Vortrag
Mittwoch, 11.10.2006, 15:30h

Dilip Gaonkar

From Imagination to Imaginaries

In this paper, drawing on the works of Benedict Anderson, Arjun Appadurai and Charles Taylor, I will discuss and elaborate on the idea of „social imaginary” as an enabling but not fully explicable symbolic matrix within which a people imagine and act as world making collective agents. Within the folds of a social imaginary, we see themselves as agents who traverse a social space and inhabit a temporal horizon, entertain certain beliefs and norms, engage in and make sense of our daily practices in terms of purpose, timing, and appropriateness, and exist among other agents. It is a hermeneutic of everyday life, closer to Pierre Bourdieu’s notion of habitus. It gives us a sense of who we are, how we fit together, how we got where we are, and what we might expect from each other in carrying out collective practices that are constitutive of our way of life.
A social imaginary is a work of imagination. But the notion of imagination here departs significantly from the traditional philosophical understanding as an individual faculty preoccupied with the aesthetic realm. Instead here imagination is seen as a collective social fact and practice that is incessantly at work in constructing „imagined worlds” for people living among strangers and in deterritorialized spaces under the conditions of modernity, especially global modernity.
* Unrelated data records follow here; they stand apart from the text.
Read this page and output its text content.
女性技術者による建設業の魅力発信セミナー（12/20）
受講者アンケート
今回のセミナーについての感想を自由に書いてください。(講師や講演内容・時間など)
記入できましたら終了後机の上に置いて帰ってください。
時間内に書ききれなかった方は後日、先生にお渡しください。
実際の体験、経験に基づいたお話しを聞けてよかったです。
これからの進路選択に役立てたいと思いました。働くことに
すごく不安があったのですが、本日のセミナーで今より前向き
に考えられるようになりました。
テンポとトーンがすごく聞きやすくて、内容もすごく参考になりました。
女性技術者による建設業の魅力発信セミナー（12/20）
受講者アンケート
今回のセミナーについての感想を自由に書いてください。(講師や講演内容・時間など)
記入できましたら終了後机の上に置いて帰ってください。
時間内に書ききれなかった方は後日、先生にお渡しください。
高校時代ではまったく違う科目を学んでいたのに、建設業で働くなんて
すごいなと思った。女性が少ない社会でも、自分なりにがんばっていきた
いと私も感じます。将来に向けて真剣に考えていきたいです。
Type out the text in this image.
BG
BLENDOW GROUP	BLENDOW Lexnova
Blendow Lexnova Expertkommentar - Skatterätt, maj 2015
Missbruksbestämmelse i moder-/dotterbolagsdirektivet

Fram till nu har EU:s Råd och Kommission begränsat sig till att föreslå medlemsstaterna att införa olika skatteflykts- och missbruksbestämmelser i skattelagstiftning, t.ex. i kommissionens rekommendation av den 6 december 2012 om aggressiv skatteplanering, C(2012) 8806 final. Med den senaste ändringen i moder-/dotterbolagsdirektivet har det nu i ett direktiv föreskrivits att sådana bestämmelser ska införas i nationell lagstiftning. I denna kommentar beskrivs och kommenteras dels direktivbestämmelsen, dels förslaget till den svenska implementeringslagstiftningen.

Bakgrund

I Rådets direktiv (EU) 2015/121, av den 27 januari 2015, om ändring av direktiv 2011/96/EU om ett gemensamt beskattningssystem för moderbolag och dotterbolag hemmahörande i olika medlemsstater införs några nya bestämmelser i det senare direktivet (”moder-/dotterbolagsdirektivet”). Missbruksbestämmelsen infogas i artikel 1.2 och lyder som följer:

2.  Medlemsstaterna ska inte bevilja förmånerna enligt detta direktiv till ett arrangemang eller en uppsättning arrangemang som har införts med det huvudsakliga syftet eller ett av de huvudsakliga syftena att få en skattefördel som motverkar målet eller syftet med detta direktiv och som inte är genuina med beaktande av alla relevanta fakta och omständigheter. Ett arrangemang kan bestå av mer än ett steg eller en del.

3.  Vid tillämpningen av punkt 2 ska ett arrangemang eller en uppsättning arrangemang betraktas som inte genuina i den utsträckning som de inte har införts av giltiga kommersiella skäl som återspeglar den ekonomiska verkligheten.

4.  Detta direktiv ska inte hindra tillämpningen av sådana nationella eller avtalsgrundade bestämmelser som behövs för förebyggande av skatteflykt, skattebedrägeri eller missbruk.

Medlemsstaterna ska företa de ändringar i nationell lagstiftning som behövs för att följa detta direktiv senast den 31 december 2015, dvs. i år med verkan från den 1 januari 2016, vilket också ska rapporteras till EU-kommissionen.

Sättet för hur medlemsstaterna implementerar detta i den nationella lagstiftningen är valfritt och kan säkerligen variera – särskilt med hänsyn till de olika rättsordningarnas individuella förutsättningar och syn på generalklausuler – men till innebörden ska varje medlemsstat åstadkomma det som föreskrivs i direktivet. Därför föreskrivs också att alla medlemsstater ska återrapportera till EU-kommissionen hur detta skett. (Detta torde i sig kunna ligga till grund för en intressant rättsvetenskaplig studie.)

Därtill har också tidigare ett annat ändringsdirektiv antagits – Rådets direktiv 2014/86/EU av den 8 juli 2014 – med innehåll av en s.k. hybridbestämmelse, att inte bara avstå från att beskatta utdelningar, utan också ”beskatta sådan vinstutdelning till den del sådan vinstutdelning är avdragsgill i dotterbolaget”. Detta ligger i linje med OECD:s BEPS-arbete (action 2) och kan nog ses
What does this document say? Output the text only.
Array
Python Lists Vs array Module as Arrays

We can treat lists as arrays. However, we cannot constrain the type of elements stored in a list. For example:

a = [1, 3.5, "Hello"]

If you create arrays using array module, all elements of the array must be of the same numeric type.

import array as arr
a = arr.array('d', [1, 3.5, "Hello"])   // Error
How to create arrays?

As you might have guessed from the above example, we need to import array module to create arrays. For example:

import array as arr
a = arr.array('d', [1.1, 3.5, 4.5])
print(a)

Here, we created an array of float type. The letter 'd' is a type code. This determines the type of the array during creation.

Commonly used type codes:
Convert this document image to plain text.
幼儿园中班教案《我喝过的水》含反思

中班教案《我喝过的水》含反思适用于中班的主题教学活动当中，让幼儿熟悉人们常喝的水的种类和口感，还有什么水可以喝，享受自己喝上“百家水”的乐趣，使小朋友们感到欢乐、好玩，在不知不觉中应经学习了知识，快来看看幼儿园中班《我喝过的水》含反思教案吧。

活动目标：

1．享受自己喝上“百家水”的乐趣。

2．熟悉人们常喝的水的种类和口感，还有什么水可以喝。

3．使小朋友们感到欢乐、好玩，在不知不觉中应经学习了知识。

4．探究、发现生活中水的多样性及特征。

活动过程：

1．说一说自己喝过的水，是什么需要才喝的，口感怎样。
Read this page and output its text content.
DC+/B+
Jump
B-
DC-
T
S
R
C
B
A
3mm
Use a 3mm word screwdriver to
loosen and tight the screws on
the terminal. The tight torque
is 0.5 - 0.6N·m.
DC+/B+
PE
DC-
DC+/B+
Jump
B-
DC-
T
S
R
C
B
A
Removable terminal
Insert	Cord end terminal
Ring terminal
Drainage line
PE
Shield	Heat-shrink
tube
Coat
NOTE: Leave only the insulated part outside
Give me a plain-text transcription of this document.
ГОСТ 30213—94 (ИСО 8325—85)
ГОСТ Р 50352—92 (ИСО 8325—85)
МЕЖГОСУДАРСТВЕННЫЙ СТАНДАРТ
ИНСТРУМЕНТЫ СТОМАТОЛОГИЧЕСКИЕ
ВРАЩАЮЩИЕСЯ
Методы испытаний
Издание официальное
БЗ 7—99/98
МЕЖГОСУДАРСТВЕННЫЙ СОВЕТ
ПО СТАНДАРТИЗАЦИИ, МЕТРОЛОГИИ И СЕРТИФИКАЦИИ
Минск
Dilip Gaonkar is the Director of the Center for Global Culture and Communication at Northwestern University, where he also teaches in the Program in Rhetoric and Public Culture. He is the Executive Editor of a journal, Public Culture, and the Director of a Chicago-based network of international scholars and cultural critics called The Center for Trans-cultural Studies.
He has published extensively in rhetorical theory and global cultural studies which include edited volumes Disciplinary and Dissent in Cultural Studies (1996), Alternative Modernities (2001), and Cultures of Democracy (forthcoming).